It was either a cute kinda butch tomgirl or a really fem guy. Either way, I made out with it. Bisexuality, my best friend.
He legit pounded my cooking wine, because he was to cheap to buy beer. He is so not getting any.
It was weird. Like "Mom, Dad, here's a guy who knows my orgasm face".
I told him he was probably the first guy to get fucked while wearing Star Wars pyjamas.
Also, if someone could cut me off before im rolling around the yard pantsless with a 40 year old lesbian that would be awesome.
I apologized for the whole SWAT team incident to the roommate.
Well we were going to compare notes, but all I could remember was throwing up, and all she could remember was kissing, so then we decided to not compare anything.

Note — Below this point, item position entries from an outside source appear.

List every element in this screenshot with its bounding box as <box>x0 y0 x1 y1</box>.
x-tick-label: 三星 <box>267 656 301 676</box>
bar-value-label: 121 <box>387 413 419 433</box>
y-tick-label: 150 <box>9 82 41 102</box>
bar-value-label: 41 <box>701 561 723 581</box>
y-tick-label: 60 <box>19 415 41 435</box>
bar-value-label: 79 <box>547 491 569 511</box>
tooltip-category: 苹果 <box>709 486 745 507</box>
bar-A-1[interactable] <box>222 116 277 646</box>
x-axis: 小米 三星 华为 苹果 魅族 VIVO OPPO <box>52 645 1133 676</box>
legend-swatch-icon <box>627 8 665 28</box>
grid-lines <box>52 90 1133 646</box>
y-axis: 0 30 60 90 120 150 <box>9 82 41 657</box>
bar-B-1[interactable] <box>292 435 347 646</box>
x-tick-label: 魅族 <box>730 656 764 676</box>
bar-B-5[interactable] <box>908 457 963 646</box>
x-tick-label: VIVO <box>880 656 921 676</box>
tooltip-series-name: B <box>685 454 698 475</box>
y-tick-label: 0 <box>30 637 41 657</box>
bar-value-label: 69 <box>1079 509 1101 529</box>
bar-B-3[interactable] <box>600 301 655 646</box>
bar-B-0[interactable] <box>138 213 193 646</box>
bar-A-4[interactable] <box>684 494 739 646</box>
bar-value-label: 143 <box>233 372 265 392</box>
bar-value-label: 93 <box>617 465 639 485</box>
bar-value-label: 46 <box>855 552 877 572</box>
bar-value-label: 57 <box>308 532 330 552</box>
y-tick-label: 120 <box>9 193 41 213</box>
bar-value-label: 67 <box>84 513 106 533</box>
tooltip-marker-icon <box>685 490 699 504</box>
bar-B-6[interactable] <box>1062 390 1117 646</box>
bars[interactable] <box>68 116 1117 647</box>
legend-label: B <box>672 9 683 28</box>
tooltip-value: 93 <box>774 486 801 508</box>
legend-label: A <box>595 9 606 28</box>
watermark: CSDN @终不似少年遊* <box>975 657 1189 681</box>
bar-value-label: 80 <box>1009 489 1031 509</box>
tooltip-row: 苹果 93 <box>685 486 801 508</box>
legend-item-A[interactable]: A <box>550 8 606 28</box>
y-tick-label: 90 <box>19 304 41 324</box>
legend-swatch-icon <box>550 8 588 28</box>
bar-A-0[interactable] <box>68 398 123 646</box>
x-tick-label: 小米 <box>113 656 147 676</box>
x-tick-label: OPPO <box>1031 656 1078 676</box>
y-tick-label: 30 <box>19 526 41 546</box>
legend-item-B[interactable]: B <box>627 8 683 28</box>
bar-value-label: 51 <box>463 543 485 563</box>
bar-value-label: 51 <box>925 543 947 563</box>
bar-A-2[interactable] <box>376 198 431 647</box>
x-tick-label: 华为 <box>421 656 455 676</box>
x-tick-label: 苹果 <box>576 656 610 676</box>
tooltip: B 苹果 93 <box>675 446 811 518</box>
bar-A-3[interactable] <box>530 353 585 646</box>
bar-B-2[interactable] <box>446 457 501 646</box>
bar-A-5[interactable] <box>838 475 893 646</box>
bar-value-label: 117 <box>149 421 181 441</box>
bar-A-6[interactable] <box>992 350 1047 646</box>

He said he cried as he watched porn yesterday; I'd say he's taking the break-up pretty bad....
He keeps bees of course he's weird
It gave me the St Patrick's Day nickname Slutty McShitfaced. I've never felt so understood.
I'm doing an Uber ride of shame in a red, white and blue bikini top and America shorts. Good for me.
This little girl and her dad are walking behind me. "Why is he wearing pajamas?" Mind your own business, kid.
Did I send you a drunk selfie with a pine tree last night?
I used an emoji to tell him I was pregnant. I should feel bad about that, right?
my mom is drunk and is trying to get me to take a picture of her ass. what is life?